Os primeiros sintomas do câncer
Em junho de 1914, encontrando-se em Savona em uma pensão de freiras, pensaram em ir para Lourdes, mas o estouro da guerra as levou de volta a Foggia, onde em março de 1915 obtiveram permissão para montar um oratório privado. Elas passaram suas férias na ilha de Ischia, em Casamicciola, onde Raffaelina sentiu os primeiros sintomas de um tumor grave no verão de 1915.
Conhecendo pessoalmente o Padre Pio
Foi somente em 17 de fevereiro de 1916 que Raffaelina Cerase conheceu o Padre Pio, que tinha vindo a Foggia para se mudar para o convento de Sant’Anna. Ela tentou, mas em vão, junto com o Padre Agostino de San Marco em Lamis, trazê-lo a Foggia. Ela faleceu em 25 de março do mesmo ano, assistida por seu próprio pai espiritual.
A “escuridão” de Raffaelina
O conceito que muitas vezes retorna nas cartas de Raffaelina com seu pai espiritual é a “escuridão”, a “noite”, como a angústia de uma vida passada entre lutas e tristezas: “Tenho uma preocupação […] a escuridão me assusta, me oprime” (27.5.1914).
Desprendimento de coisas terrenas
O que Lellina está passando é o desapego das coisas terrenas, a noite de desolação pela qual todos os místicos passam antes de alcançar a união transformadora com Cristo. Experimenta-se esta purificação quando do estado de intoxicação experimentado no início da vida espiritual, especialmente na conversão, passa-se a um estado de caminhar em que se progride e ao mesmo tempo se trabalha para estar unido a Deus e agradar apenas a Ele.
O pedido ao Padre Pio
Na carta de 24.3.1914, Raffaelina Cerase escreveu ao Padre Pio pedindo-lhe que intercedesse junto a Jesus para que ele não a expulsasse, “para que ele a fizesse morrer” para si mesma. Mesmo nas cartas seguintes, uma certa tribulação de sua alma é perceptível. Nesta busca de elevação espiritual, que é fortemente exigente, ela chega ao ponto de censurar o Padre Pio por seu silêncio sobre sua privilegiada experiência santificadora que ela quer compartilhar a todo custo: “Eu sei tudo sobre você, por que ficar em silêncio comigo?
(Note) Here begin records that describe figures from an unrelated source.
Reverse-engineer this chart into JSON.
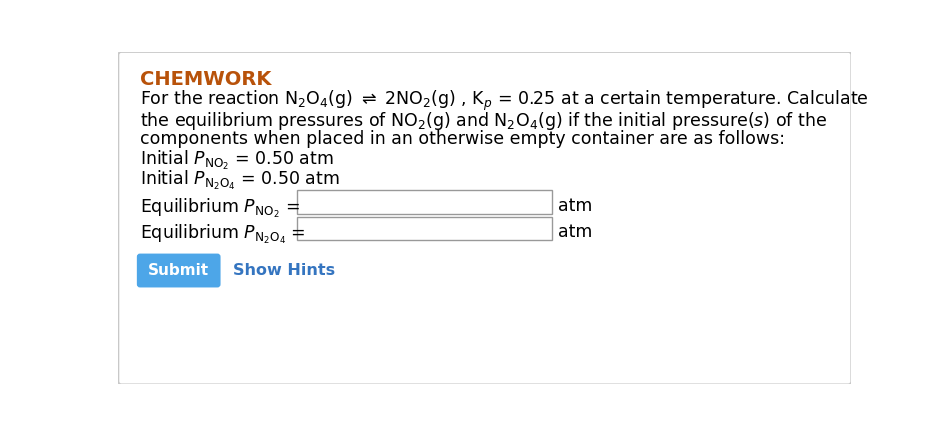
{
  "background_color": "#ffffff",
  "border_color": "#c8c8c8",
  "header_text": "CHEMWORK",
  "header_color": "#b8520a",
  "text_color": "#000000",
  "font_size_header": 14,
  "font_size_body": 12.5,
  "input_box_color": "#ffffff",
  "input_box_border": "#999999",
  "submit_bg": "#4da6e8",
  "submit_text_color": "#ffffff",
  "submit_text": "Submit",
  "hints_text": "Show Hints",
  "hints_color": "#3575c0",
  "atm_label": "atm"
}
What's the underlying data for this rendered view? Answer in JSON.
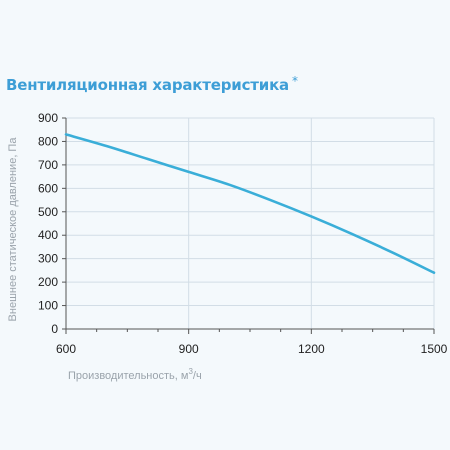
{
  "chart_data": {
    "type": "line",
    "title": "Вентиляционная характеристика",
    "title_suffix": "*",
    "xlabel": "Производительность, м",
    "xlabel_sup": "3",
    "xlabel_suffix": "/ч",
    "ylabel": "Внешнее статическое давление, Па",
    "xlim": [
      600,
      1500
    ],
    "ylim": [
      0,
      900
    ],
    "x_ticks": [
      600,
      900,
      1200,
      1500
    ],
    "y_ticks": [
      0,
      100,
      200,
      300,
      400,
      500,
      600,
      700,
      800,
      900
    ],
    "grid": true,
    "series": [
      {
        "color": "#3aaed8",
        "x": [
          600,
          700,
          800,
          900,
          1000,
          1100,
          1200,
          1300,
          1400,
          1500
        ],
        "y": [
          830,
          780,
          725,
          670,
          615,
          550,
          480,
          405,
          325,
          240
        ]
      }
    ]
  },
  "colors": {
    "title": "#3d9ed6",
    "grid": "#d2dde6",
    "axis": "#555555",
    "background": "#f4f9fc"
  }
}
Por que se esconder?” (13.5.1914).
“Um pouco de luz, padre”
Na carta de 8.4.194 ele chegava ao ponto de dizer: “Um pouco de luz, padre, espero de você, de sua caridade, luz aos meus passos, movimento santo a esta minha vida inerte e tola, fogo divino puro ao meu coração de gelo”. Neste caminho, a exaltação da dor, que o Padre Pio lhe incute como fonte de alegria por ter sido chamado a cooperar na salvação das almas, é direcionada para uma confiança ilimitada em Jesus e na ação do Espírito Santo.
O desejo de perfeição cristã
O primeiro passo para a perfeição cristã é desejá-la. O desejo em Raffaella é um movimento da própria alma em direção a Jesus, aceitando na prática a idéia de que a graça divina se manifesta através dos tormentos do espírito e do corpo. Padre Pio a conduz pela mão nesta busca pela perfeição.
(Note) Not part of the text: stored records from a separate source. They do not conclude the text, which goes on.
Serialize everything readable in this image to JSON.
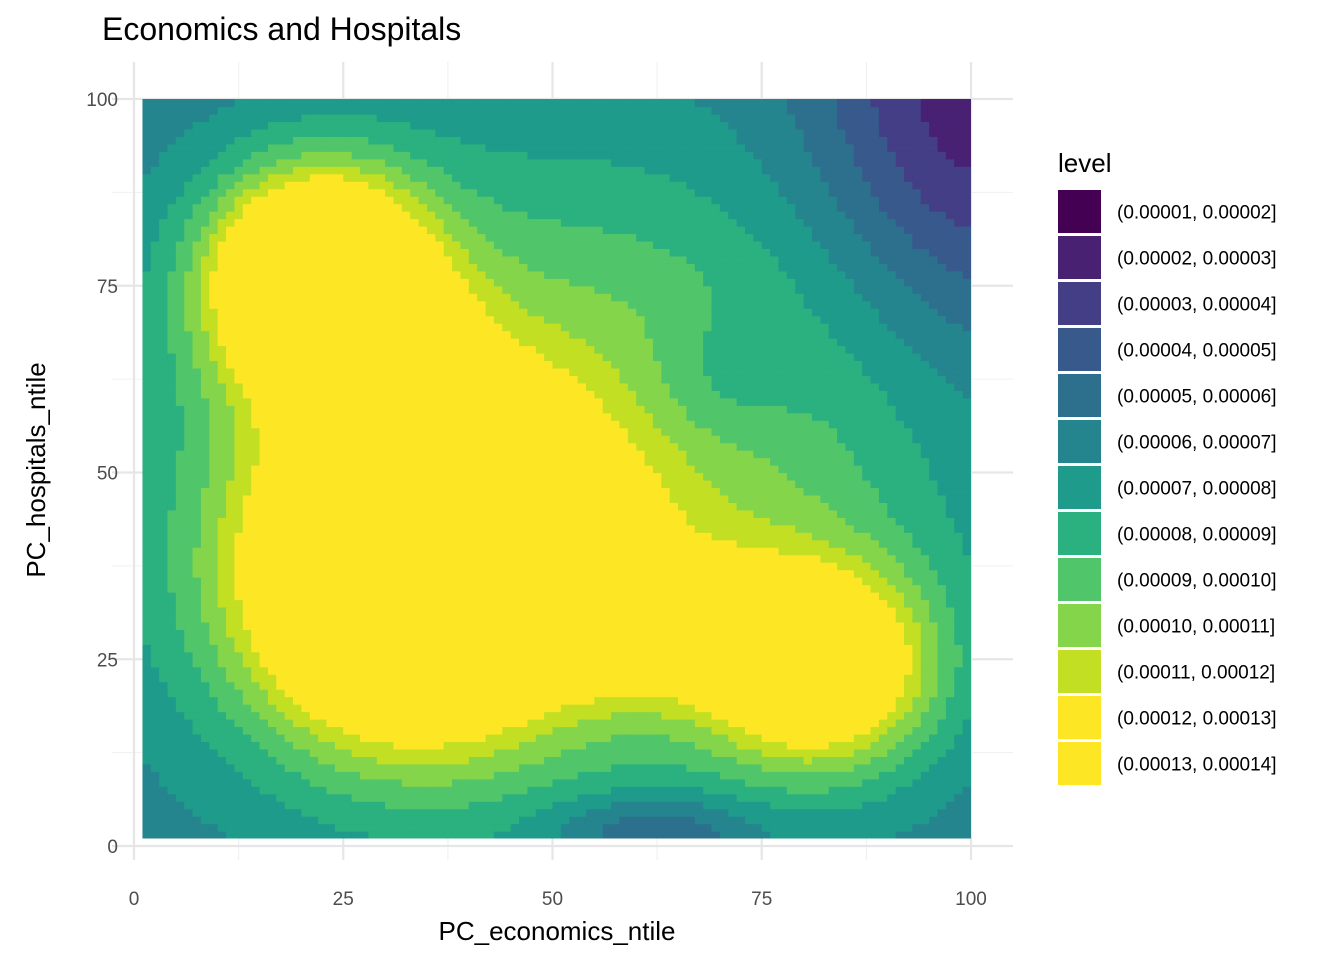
{
  "chart_data": {
    "type": "contour",
    "title": "Economics and Hospitals",
    "xlabel": "PC_economics_ntile",
    "ylabel": "PC_hospitals_ntile",
    "xlim": [
      0,
      100
    ],
    "ylim": [
      0,
      100
    ],
    "x_ticks": [
      0,
      25,
      50,
      75,
      100
    ],
    "y_ticks": [
      0,
      25,
      50,
      75,
      100
    ],
    "grid": true,
    "data_extent": {
      "x": [
        1,
        100
      ],
      "y": [
        1,
        100
      ]
    },
    "density_peaks": [
      {
        "x": 22,
        "y": 75,
        "level": 0.000135
      },
      {
        "x": 32,
        "y": 36,
        "level": 0.000135
      },
      {
        "x": 83,
        "y": 23,
        "level": 0.000125
      }
    ],
    "legend": {
      "title": "level",
      "position": "right",
      "entries": [
        {
          "label": "(0.00001, 0.00002]",
          "color": "#440154"
        },
        {
          "label": "(0.00002, 0.00003]",
          "color": "#482173"
        },
        {
          "label": "(0.00003, 0.00004]",
          "color": "#433E85"
        },
        {
          "label": "(0.00004, 0.00005]",
          "color": "#38598C"
        },
        {
          "label": "(0.00005, 0.00006]",
          "color": "#2D708E"
        },
        {
          "label": "(0.00006, 0.00007]",
          "color": "#25858E"
        },
        {
          "label": "(0.00007, 0.00008]",
          "color": "#1E9B8A"
        },
        {
          "label": "(0.00008, 0.00009]",
          "color": "#2BB07F"
        },
        {
          "label": "(0.00009, 0.00010]",
          "color": "#51C56A"
        },
        {
          "label": "(0.00010, 0.00011]",
          "color": "#85D54A"
        },
        {
          "label": "(0.00011, 0.00012]",
          "color": "#C2DF23"
        },
        {
          "label": "(0.00012, 0.00013]",
          "color": "#FDE725"
        },
        {
          "label": "(0.00013, 0.00014]",
          "color": "#FDE725"
        }
      ]
    }
  }
}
Padre Pio, no silêncio de seu “coração” a convida a oferecer louvores e bênçãos a Deus, a perseverar no desejo de sofrer, a ser humilde, obediente e caridoso, a aceitar enfermidades e infortúnios e a confiar em Jesus. Mas a mudança, Raffaella sentiu lentamente. Ela não se dá conta do grande trabalho que o Padre Pio está fazendo em sua alma. Ela se sente sempre agarrada às paixões, uma prisioneira das misérias do corpo a ponto de pensar que está praticando práticas cristãs de forma demasiado superficial e distraída (15.9.1914).
Longas conversas espirituais
Todas as manhãs, até o dia de sua morte em 25 de março de 1916, o Padre Pio ia a Foggia para visitar Donna Raffaelina, ficando com ela em “longas conversas espirituais”, às vezes até celebrando a santa missa na capela particular do palácio.